Xer-cise enables bacteria to be genetically modified without leaving antibiotic resistance genes on their chromosomes. Xer-cise therefore overcomes the problems caused by the biosafety risk of potentially spreading antibiotic resistance to pathogens, the limited number of available antibiotic resistance genes and the competing use of these genes on plasmids.
Xer-cise utilises Xer recombinases, which are naturally present in virtually every bacterial species. Genetic modification is achieved by inserting a DNA cassette containing an antibiotic resistance gene, so that modified bacteria can be identified by their ability to survive in the presence of the antibiotic. By placing the sites recognised by Xer recombinases (dif sites) either side of the antibiotic resistance gene, the recombinases excise the gene when cells are grown later with no antibiotic present.
Xer-cise has been demonstrated in bacteria including Escherichia coli, Salmonella, Bacillus subtilis and Mycobacterium, is applicable to many other bacteria.
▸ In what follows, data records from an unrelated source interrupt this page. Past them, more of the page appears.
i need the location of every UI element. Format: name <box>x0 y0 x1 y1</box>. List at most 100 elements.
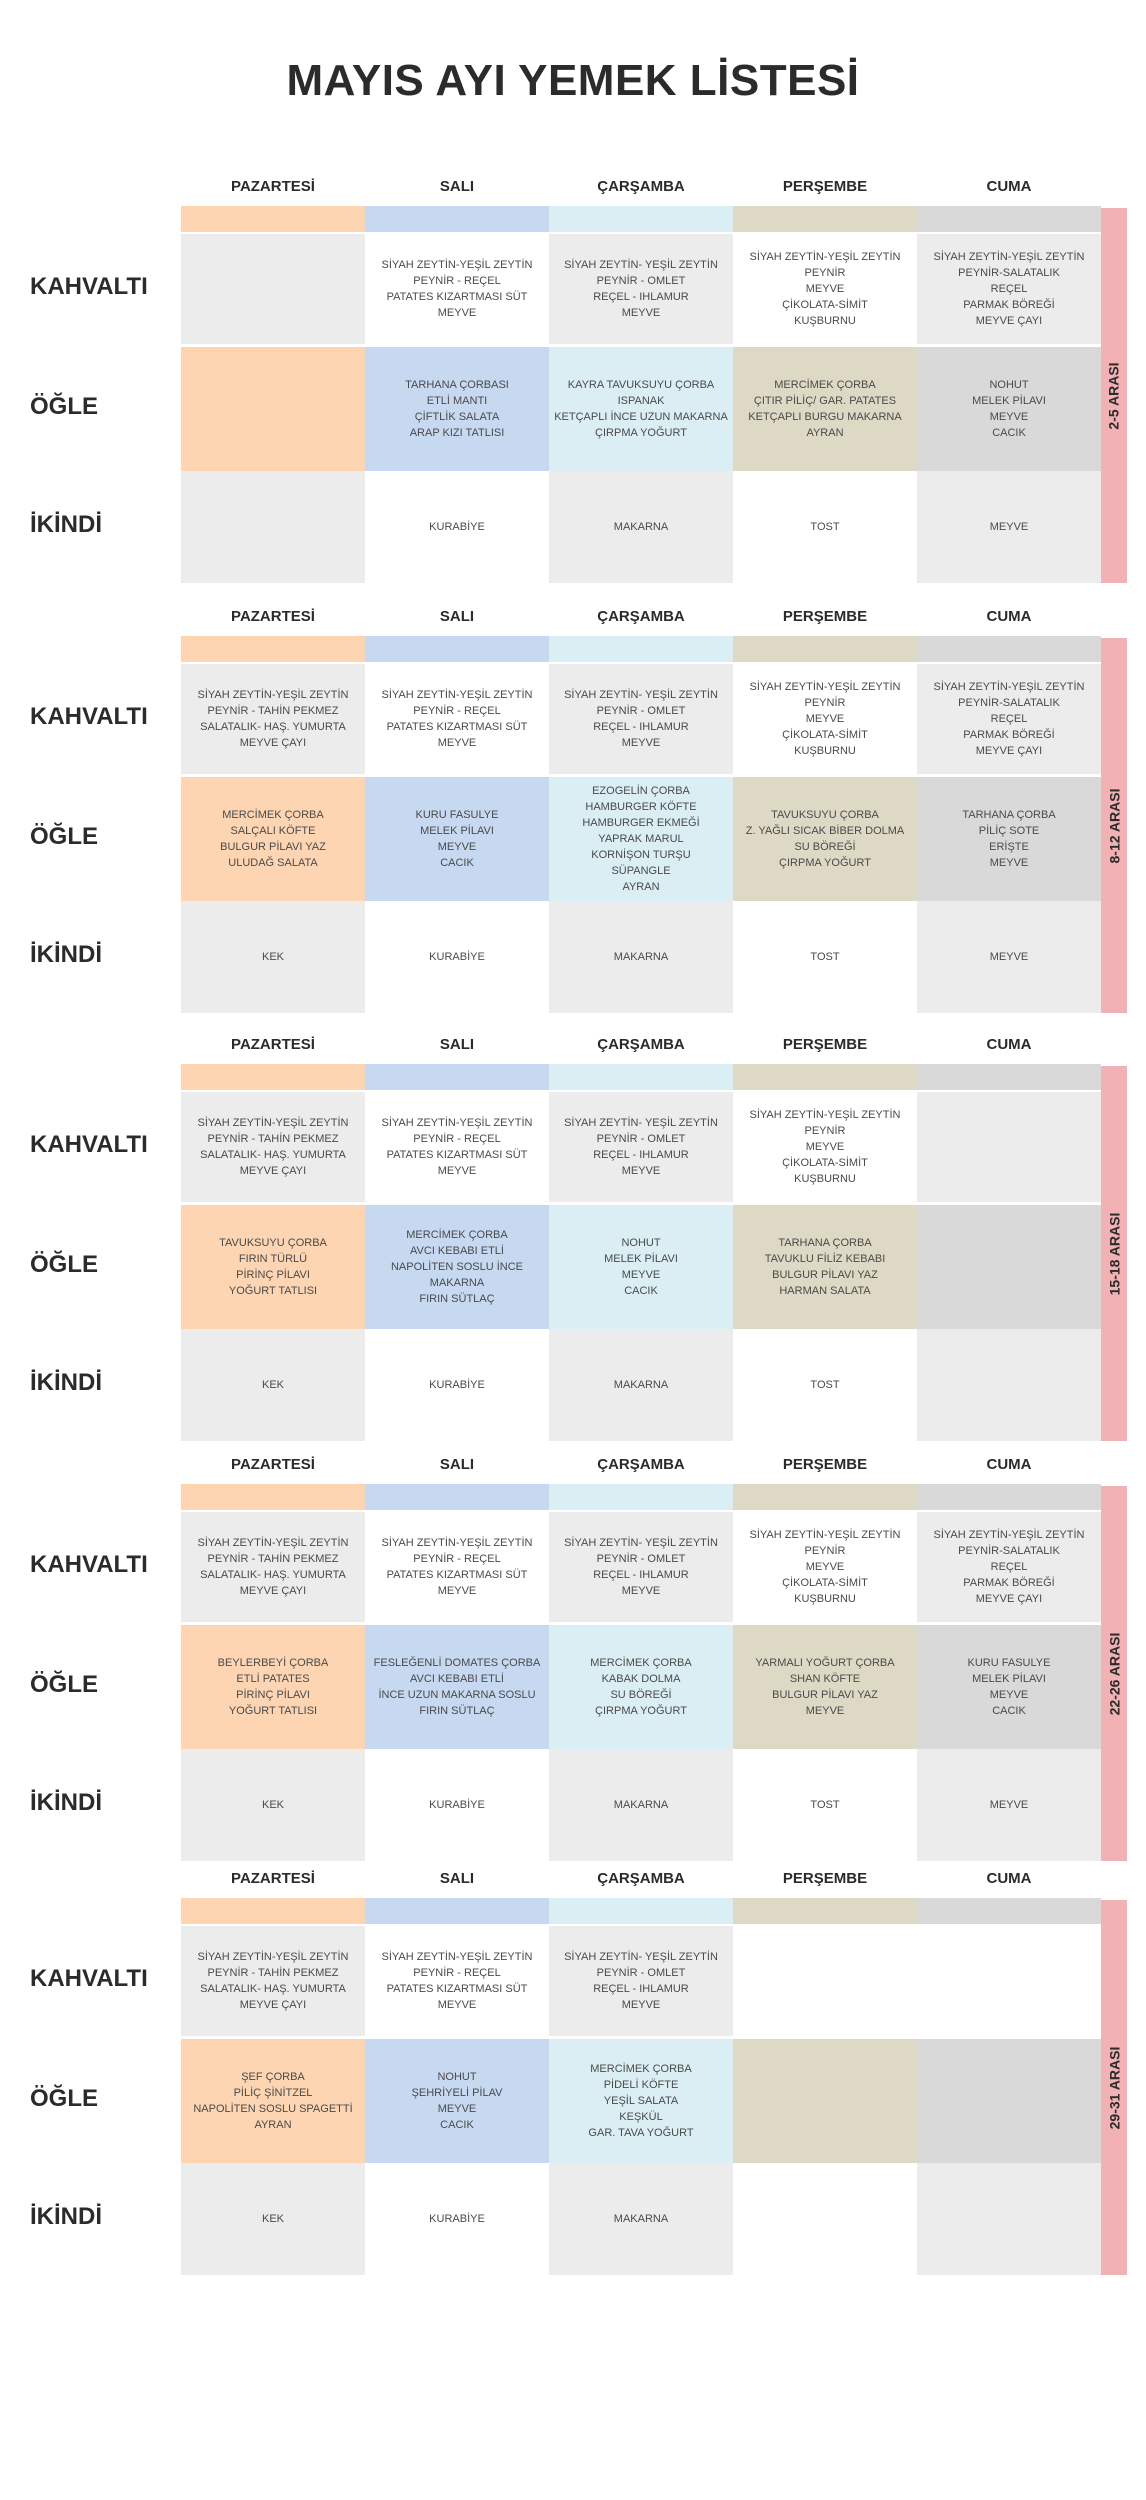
day-color-strip <box>733 1484 917 1510</box>
day-color-strip <box>181 1064 365 1090</box>
week-range-band: 15-18 ARASI <box>1101 1066 1127 1441</box>
day-header: CUMA <box>986 608 1032 625</box>
day-header: PERŞEMBE <box>782 178 868 195</box>
week-section: PAZARTESİ SALI ÇARŞAMBA PERŞEMBE CUMA KAHVALT… <box>0 608 1146 1018</box>
menu-cell: KURABİYE <box>365 1329 549 1441</box>
meal-label: İKİNDİ <box>30 1789 102 1816</box>
menu-cell: SİYAH ZEYTİN-YEŞİL ZEYTİN PEYNİR MEYVE Ç… <box>733 664 917 774</box>
menu-cell: SİYAH ZEYTİN-YEŞİL ZEYTİN PEYNİR - REÇEL… <box>365 1512 549 1622</box>
menu-cell: NOHUT MELEK PİLAVI MEYVE CACIK <box>917 347 1101 471</box>
week-range-label: 29-31 ARASI <box>1106 2046 1122 2129</box>
menu-cell: SİYAH ZEYTİN-YEŞİL ZEYTİN PEYNİR - TAHİN… <box>181 664 365 774</box>
day-header: PAZARTESİ <box>231 608 315 625</box>
menu-cell: SİYAH ZEYTİN- YEŞİL ZEYTİN PEYNİR - OMLE… <box>549 1512 733 1622</box>
day-color-strip <box>181 1484 365 1510</box>
day-color-strip <box>733 636 917 662</box>
menu-cell: MERCİMEK ÇORBA ÇITIR PİLİÇ/ GAR. PATATES… <box>733 347 917 471</box>
menu-cell: MAKARNA <box>549 1329 733 1441</box>
menu-cell <box>181 347 365 471</box>
menu-cell: TOST <box>733 1329 917 1441</box>
week-section: PAZARTESİ SALI ÇARŞAMBA PERŞEMBE CUMA KAHVALT… <box>0 1870 1146 2280</box>
week-range-label: 2-5 ARASI <box>1106 361 1123 430</box>
menu-cell <box>181 471 365 583</box>
menu-cell: NOHUT ŞEHRİYELİ PİLAV MEYVE CACIK <box>365 2039 549 2163</box>
day-header: SALI <box>439 1870 475 1887</box>
menu-cell: KURU FASULYE MELEK PİLAVI MEYVE CACIK <box>917 1625 1101 1749</box>
menu-cell: KURABİYE <box>365 2163 549 2275</box>
day-header: CUMA <box>986 178 1032 195</box>
menu-cell: KURABİYE <box>365 471 549 583</box>
menu-cell <box>917 1329 1101 1441</box>
day-color-strip <box>549 1484 733 1510</box>
day-color-strip <box>917 206 1101 232</box>
day-color-strip <box>549 1064 733 1090</box>
menu-cell: SİYAH ZEYTİN- YEŞİL ZEYTİN PEYNİR - OMLE… <box>549 1926 733 2036</box>
menu-cell: SİYAH ZEYTİN-YEŞİL ZEYTİN PEYNİR MEYVE Ç… <box>733 1512 917 1622</box>
menu-cell <box>733 2163 917 2275</box>
day-color-strip <box>733 1064 917 1090</box>
day-header: ÇARŞAMBA <box>597 608 685 625</box>
day-color-strip <box>917 636 1101 662</box>
menu-cell <box>181 234 365 344</box>
menu-cell: SİYAH ZEYTİN-YEŞİL ZEYTİN PEYNİR MEYVE Ç… <box>733 234 917 344</box>
menu-cell: KEK <box>181 1749 365 1861</box>
menu-cell: MERCİMEK ÇORBA SALÇALI KÖFTE BULGUR PİLA… <box>181 777 365 901</box>
day-header: PERŞEMBE <box>782 1870 868 1887</box>
day-color-strip <box>365 1064 549 1090</box>
menu-cell: MEYVE <box>917 901 1101 1013</box>
meal-label: KAHVALTI <box>30 273 148 300</box>
week-section: PAZARTESİ SALI ÇARŞAMBA PERŞEMBE CUMA KAHVALT… <box>0 1456 1146 1866</box>
week-section: PAZARTESİ SALI ÇARŞAMBA PERŞEMBE CUMA KAHVALT… <box>0 178 1146 588</box>
day-header: PAZARTESİ <box>231 1870 315 1887</box>
menu-cell: TARHANA ÇORBA TAVUKLU FİLİZ KEBABI BULGU… <box>733 1205 917 1329</box>
menu-cell: SİYAH ZEYTİN- YEŞİL ZEYTİN PEYNİR - OMLE… <box>549 1092 733 1202</box>
menu-cell <box>733 2039 917 2163</box>
meal-label: ÖĞLE <box>30 2085 99 2112</box>
menu-cell: SİYAH ZEYTİN-YEŞİL ZEYTİN PEYNİR MEYVE Ç… <box>733 1092 917 1202</box>
day-color-strip <box>917 1484 1101 1510</box>
day-header: SALI <box>439 178 475 195</box>
menu-cell: KURABİYE <box>365 1749 549 1861</box>
menu-cell: YARMALI YOĞURT ÇORBA SHAN KÖFTE BULGUR P… <box>733 1625 917 1749</box>
day-header: ÇARŞAMBA <box>597 1870 685 1887</box>
meal-label: İKİNDİ <box>30 1369 102 1396</box>
week-range-label: 15-18 ARASI <box>1106 1212 1122 1295</box>
day-color-strip <box>181 636 365 662</box>
menu-cell: KAYRA TAVUKSUYU ÇORBA ISPANAK KETÇAPLI İ… <box>549 347 733 471</box>
day-header: ÇARŞAMBA <box>597 1036 685 1053</box>
day-header: PAZARTESİ <box>231 1036 315 1053</box>
day-header: PAZARTESİ <box>231 178 315 195</box>
day-color-strip <box>365 1898 549 1924</box>
day-header: PAZARTESİ <box>231 1456 315 1473</box>
menu-cell: TOST <box>733 471 917 583</box>
menu-cell <box>917 1092 1101 1202</box>
menu-cell: KURABİYE <box>365 901 549 1013</box>
week-section: PAZARTESİ SALI ÇARŞAMBA PERŞEMBE CUMA KAHVALT… <box>0 1036 1146 1446</box>
menu-cell: SİYAH ZEYTİN-YEŞİL ZEYTİN PEYNİR-SALATAL… <box>917 234 1101 344</box>
day-color-strip <box>733 1898 917 1924</box>
menu-cell: MAKARNA <box>549 1749 733 1861</box>
menu-cell: BEYLERBEYİ ÇORBA ETLİ PATATES PİRİNÇ PİL… <box>181 1625 365 1749</box>
menu-cell <box>733 1926 917 2036</box>
menu-cell: SİYAH ZEYTİN-YEŞİL ZEYTİN PEYNİR - REÇEL… <box>365 1092 549 1202</box>
day-color-strip <box>917 1898 1101 1924</box>
menu-cell: MERCİMEK ÇORBA KABAK DOLMA SU BÖREĞİ ÇIR… <box>549 1625 733 1749</box>
menu-cell: SİYAH ZEYTİN- YEŞİL ZEYTİN PEYNİR - OMLE… <box>549 664 733 774</box>
menu-cell: MAKARNA <box>549 471 733 583</box>
menu-cell: KEK <box>181 2163 365 2275</box>
menu-cell: SİYAH ZEYTİN-YEŞİL ZEYTİN PEYNİR - TAHİN… <box>181 1926 365 2036</box>
menu-cell: TAVUKSUYU ÇORBA FIRIN TÜRLÜ PİRİNÇ PİLAV… <box>181 1205 365 1329</box>
day-color-strip <box>365 206 549 232</box>
day-color-strip <box>549 636 733 662</box>
menu-cell: SİYAH ZEYTİN-YEŞİL ZEYTİN PEYNİR-SALATAL… <box>917 664 1101 774</box>
week-range-band: 8-12 ARASI <box>1101 638 1127 1013</box>
menu-cell: SİYAH ZEYTİN- YEŞİL ZEYTİN PEYNİR - OMLE… <box>549 234 733 344</box>
menu-cell: SİYAH ZEYTİN-YEŞİL ZEYTİN PEYNİR - REÇEL… <box>365 234 549 344</box>
menu-cell: ŞEF ÇORBA PİLİÇ ŞİNİTZEL NAPOLİTEN SOSLU… <box>181 2039 365 2163</box>
day-color-strip <box>733 206 917 232</box>
menu-cell: NOHUT MELEK PİLAVI MEYVE CACIK <box>549 1205 733 1329</box>
day-header: CUMA <box>986 1036 1032 1053</box>
menu-cell: TOST <box>733 901 917 1013</box>
week-range-band: 2-5 ARASI <box>1101 208 1127 583</box>
menu-cell <box>917 2163 1101 2275</box>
Simon Saxby, VP of RecipharmCobra Biologics, the specialist biologics process development and cGMP manufacturing division of the international contract development and manufacturing organisation, Recipharm AB, said: “Xer-cise has enabled molecular biologists at RecipharmCobra and elsewhere to rapidly construct bacterial strains that are not antibiotic resistant, and are therefore advantageous for the commercial production and delivery of biologics. We anticipate that this technology will greatly simplify and accelerate the genetic modification of many species of bacteria.”